13. No deseo concluir esta homilía sin antes agradecer de corazón a quienes han contribuido a la formación de nuestro hermano Francisco, que muy pronto será sacerdote. En primer lugar a sus padres Jorge y Mariana, a su hermano Matías, y a sus familiares más cercanos. De corazón les agradecemos su esfuerzo, su dedicación, la transmisión de la fe y todo lo que le han dado para que hoy pueda ser ordenado sacerdote. También doy gracias a nuestro querido Seminario Pontificio Mayor de los Santos Ángeles Custodios, a sus formadores y a quienes fueron año a año forjando la identidad y el temple sacerdotal en el diácono Francisco. Gracias a sus compañeros en el Seminario y a su comunidad de origen, a las parroquias donde sirvió pastoralmente en estos años, y a la parroquia Cristo, nuestro redentor de Peñalolén donde sirve actualmente. Ciertamente en ellas ya se apreció la nítida vocación al sacerdocio de nuestro hermano y amigo, que hoy se entrega para siempre para ser buen pastor como Cristo.
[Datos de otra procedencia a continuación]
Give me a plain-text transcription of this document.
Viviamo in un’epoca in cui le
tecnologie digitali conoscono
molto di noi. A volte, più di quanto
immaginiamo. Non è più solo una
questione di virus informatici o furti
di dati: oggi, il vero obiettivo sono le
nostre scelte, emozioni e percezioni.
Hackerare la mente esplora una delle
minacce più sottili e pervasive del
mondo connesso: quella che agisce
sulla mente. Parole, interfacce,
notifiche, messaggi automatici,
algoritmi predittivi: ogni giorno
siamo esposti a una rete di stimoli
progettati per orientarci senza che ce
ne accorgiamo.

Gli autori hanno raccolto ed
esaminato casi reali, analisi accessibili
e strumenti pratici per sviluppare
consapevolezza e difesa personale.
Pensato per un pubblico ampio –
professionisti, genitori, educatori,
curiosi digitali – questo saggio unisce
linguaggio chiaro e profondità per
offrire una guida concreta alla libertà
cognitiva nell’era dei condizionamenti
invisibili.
14. Queridos hermanos, en este año del Bicentenario, cuando la imagen de Nuestra Señora del Carmen, Reina y Patrona de Chile, recorre los caminos de nuestra patria, le pedimos de corazón que siempre acompañe a su hijo Francisco como reina de su corazón, que lo acerque cada día más al amor y a la Palabra de Cristo, y comparta con él su amor generoso a los pobres y a los desesperanzados, a las familias y a nuestro pueblo.
15. Y a ti querido diácono, cuyo cariño a la Virgen conocemos, te pedimos que lo sigas cultivando con delicadeza y ternura. Como lo cantamos en la Salve, que ella sea para ti vida, dulzura y esperanza. Que ella ocupe un lugar especial en tu oración diaria; que tus labios la alaben siempre por habernos precedido en el abandono al querer del Padre, en la colaboración con Jesucristo y en la docilidad al Espíritu Santo, y que hablen con admiración de ella y de su dedicación, llena de amor, a los hombres. Pídele que te haga un sacerdote santo, discípulo y misionero de Jesucristo, para que nuestro pueblo tenga vida en Él: vida, bienestar y felicidad en abundancia. Amén.